Fortunately in White Boy Rick, the other actors surrounding Merritt rise to the occasion and make this film quite watchable. Matthew McConaughey steps up and delivers a monster performance as Rick’s dad, a man who is always chasing lucrative dreams without ever achieving them. Rick’s sister Dawn (Bel Powley) is riveting as a tormented drug addict whose life never unfolds in this constrained environment. Bruce Dern as grandpa is largely a throwaway role but Dern makes the most of it. All of these stellar performances make White Boy Rick watchable despite some of the issues with the film that we’ve raised.

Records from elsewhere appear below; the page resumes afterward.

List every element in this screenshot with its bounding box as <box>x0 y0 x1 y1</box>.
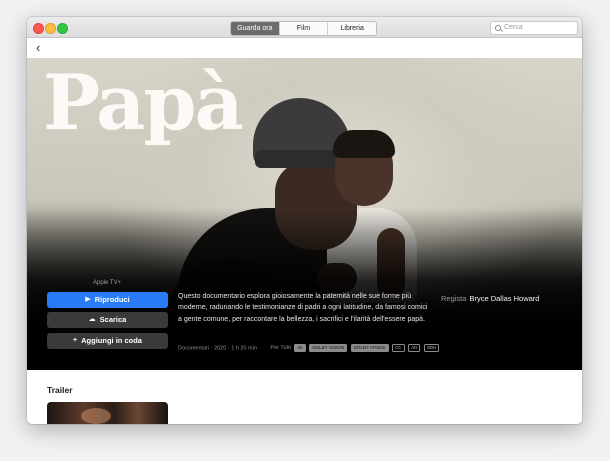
download-button-label: Scarica <box>99 315 127 324</box>
plus-icon: + <box>73 337 78 344</box>
badge-4k: 4K <box>294 344 306 352</box>
tab-movies[interactable]: Film <box>280 22 329 35</box>
app-window: Guarda ora Film Libreria Cerca ‹ Papà Ap… <box>27 17 582 424</box>
movie-meta-row: Documentari · 2020 · 1 h 20 min Per Tutt… <box>178 344 440 352</box>
movie-description: Questo documentario esplora gioiosamente… <box>178 293 428 323</box>
add-to-queue-label: Aggiungi in coda <box>81 336 142 345</box>
play-icon: ▶ <box>85 296 91 303</box>
badge-sdh: SDH <box>423 344 440 352</box>
add-to-queue-button[interactable]: + Aggiungi in coda <box>47 333 168 349</box>
view-segmented-control: Guarda ora Film Libreria <box>230 21 377 36</box>
search-icon <box>495 25 501 31</box>
play-button[interactable]: ▶ Riproduci <box>47 292 168 308</box>
movie-title-art: Papà <box>43 58 244 147</box>
hero-banner: Papà Apple TV+ ▶ Riproduci ☁ Scarica + Aggi… <box>27 58 582 370</box>
age-rating: Per Tutti <box>270 345 291 352</box>
badge-cc: CC <box>392 344 405 352</box>
search-field[interactable]: Cerca <box>490 21 578 35</box>
badge-ad: AD <box>408 344 421 352</box>
search-placeholder: Cerca <box>504 24 523 31</box>
hero-image-child-hair <box>333 130 395 158</box>
tab-library[interactable]: Libreria <box>328 22 376 35</box>
play-button-label: Riproduci <box>94 295 130 304</box>
provider-label: Apple TV+ <box>93 280 122 286</box>
close-window-button[interactable] <box>33 23 44 34</box>
minimize-window-button[interactable] <box>45 23 56 34</box>
trailer-thumbnail-highlight <box>81 408 111 424</box>
trailer-thumbnail[interactable] <box>47 402 168 424</box>
download-button[interactable]: ☁ Scarica <box>47 312 168 328</box>
genre-year-duration: Documentari · 2020 · 1 h 20 min <box>178 345 257 352</box>
trailer-section-title: Trailer <box>47 385 73 395</box>
navigation-bar: ‹ <box>27 38 582 58</box>
badge-dolby-vision: DOLBY VISION <box>309 344 348 352</box>
director-label: Regista <box>441 294 467 303</box>
zoom-window-button[interactable] <box>57 23 68 34</box>
cloud-download-icon: ☁ <box>88 316 96 323</box>
director-name[interactable]: Bryce Dallas Howard <box>469 294 539 303</box>
badge-dolby-atmos: DOLBY ATMOS <box>350 344 389 352</box>
tab-watch-now[interactable]: Guarda ora <box>231 22 280 35</box>
chevron-left-icon[interactable]: ‹ <box>36 40 40 56</box>
title-bar: Guarda ora Film Libreria Cerca <box>27 17 582 38</box>
director-credit: Regista Bryce Dallas Howard <box>441 294 539 303</box>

Actually, I liked Merritt in the role. But what I had a problem with is the fact that it uses a white man to examine a problem that is prominent for black men. It is black men who are incarcerated at unprecedented levels for non-violent crime as part of the “war on drugs.” But perhaps the filmmakers felt they could draw sympathy from a white audience if they showed it happening to a white man.
In the end, I felt cheated by White Boy Rick. I thought this would be the story of how a 15-year-old kid brought down a drug ring. But it was, instead, a story of moral outrage of uneven drug sentencing. While I thought all the performances and technical aspects of the film were fine, I can’t get past the story itself. I feel no sympathy for White Boy Rick and give the film 2 out of 5 Reels.

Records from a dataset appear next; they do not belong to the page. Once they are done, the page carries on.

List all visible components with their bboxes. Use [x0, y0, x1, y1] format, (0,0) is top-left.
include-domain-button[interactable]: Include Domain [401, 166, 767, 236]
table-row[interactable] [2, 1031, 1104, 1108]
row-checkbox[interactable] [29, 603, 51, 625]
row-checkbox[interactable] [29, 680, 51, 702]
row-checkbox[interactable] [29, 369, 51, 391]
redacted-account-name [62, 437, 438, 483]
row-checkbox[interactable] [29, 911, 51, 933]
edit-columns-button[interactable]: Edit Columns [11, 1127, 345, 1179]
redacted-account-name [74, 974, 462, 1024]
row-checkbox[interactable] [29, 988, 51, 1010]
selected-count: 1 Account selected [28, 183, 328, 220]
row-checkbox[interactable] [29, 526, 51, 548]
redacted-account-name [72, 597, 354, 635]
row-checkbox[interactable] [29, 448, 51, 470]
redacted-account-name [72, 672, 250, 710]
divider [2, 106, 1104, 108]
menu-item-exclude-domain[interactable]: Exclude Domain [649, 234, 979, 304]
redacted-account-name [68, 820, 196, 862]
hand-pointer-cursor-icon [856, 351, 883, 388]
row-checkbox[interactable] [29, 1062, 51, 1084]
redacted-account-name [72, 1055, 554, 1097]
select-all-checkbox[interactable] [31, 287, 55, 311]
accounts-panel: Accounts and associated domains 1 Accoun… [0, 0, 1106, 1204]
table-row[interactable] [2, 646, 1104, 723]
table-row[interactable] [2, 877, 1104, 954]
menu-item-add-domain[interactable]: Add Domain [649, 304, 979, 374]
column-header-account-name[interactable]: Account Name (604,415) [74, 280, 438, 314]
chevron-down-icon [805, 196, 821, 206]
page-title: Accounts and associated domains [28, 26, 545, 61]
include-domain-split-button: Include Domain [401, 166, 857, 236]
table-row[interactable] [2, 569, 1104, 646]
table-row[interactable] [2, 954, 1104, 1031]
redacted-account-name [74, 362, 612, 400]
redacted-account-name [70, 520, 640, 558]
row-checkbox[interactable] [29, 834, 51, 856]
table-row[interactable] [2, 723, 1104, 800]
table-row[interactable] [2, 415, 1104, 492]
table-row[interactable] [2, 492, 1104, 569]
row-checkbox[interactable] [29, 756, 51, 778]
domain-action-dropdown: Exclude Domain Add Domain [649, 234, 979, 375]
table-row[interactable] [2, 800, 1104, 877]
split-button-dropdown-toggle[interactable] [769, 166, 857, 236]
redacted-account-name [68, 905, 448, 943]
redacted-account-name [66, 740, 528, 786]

And I can’t get past a hero who knowingly does wrong. It is hard for me to in any way think of Rick as a victim when he’s selling poison to his community. He wasn’t holding a nickel bag of cocaine. He wasn’t even holding the maximum “allowable” quantity of 650 grams. He had over eight kilograms of cocaine in his possession and was distributing in a major way. He had become a drug kingpin. I don’t know why he merits his own movie. I give him 1 out of 5 Heroes.

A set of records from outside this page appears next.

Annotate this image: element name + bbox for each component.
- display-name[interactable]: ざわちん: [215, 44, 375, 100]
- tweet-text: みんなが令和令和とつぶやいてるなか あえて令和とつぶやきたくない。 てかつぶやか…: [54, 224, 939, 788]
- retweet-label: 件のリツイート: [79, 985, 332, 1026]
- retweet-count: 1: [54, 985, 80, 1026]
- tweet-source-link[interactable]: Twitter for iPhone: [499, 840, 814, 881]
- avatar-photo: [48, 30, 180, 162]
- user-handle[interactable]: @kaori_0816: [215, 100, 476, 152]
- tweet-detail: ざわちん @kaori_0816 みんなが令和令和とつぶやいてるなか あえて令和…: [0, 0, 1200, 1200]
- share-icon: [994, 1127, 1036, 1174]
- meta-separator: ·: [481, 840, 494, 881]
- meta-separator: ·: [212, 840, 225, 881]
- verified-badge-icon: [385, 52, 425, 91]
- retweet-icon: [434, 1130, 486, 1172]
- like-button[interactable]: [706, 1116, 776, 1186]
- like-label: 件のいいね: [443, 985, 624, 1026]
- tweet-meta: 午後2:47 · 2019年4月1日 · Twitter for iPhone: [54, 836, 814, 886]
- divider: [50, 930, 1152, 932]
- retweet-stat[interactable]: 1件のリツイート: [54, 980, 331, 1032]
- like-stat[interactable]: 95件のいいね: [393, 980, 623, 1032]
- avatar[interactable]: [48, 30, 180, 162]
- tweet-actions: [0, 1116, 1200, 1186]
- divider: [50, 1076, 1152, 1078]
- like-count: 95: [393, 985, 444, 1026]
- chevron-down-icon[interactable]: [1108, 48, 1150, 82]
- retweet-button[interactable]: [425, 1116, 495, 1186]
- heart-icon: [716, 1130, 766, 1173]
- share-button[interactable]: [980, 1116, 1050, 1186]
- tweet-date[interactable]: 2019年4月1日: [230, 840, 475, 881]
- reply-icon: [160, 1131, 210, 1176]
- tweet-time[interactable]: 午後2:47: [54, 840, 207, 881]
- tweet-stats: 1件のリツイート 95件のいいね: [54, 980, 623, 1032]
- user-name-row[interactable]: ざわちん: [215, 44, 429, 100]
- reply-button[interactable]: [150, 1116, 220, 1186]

There are archetypes aplenty here. DRUG KINGPIN, GUN RUNNER, VICTIM. But none of interest. I give this film 2 out of 5 Arcs.
White Boy Rick is one of those movies that, on paper and in the theater, is not terribly good. Yet it has the “memorability” factor going for it. The characters here are highly memorable, most notably the father Richard and the sister Dawn. Even the rundown city of Detroit in the 1980s, with its dilapidated buildings and scurrying rats, is extremely vivid and memorable. So while I can’t recommend this film on the “Merritt” of its story, I find it to be interesting enough from a character and archetypal standpoint to give it a rating of 3 Reels out of 5.
Our anti-hero Rick is a sympathetic figure despite making some awful life choices. He’s not a bad person; he can be seen as a victim of an impoverished and corrupt environment from which few people, even the best people, can escape. Should we feel badly that he went to jail? Probably not. But we should be at least somewhat outraged at his overly brutal prison sentence. Rick’s journey is not traditional at all from a Joseph Campbell standpoint, but it is worth seeing. I give him 3 Anti-Hero points out of 5.
With regard to archetypes, we have some juicy ones. There is the corruptible teenager, the big-deal chaser, the cranky grandfather, the street gang, the gangster leader, the corrupt cops, and the evil government. I give these archetypes 4 Arcs out of 5.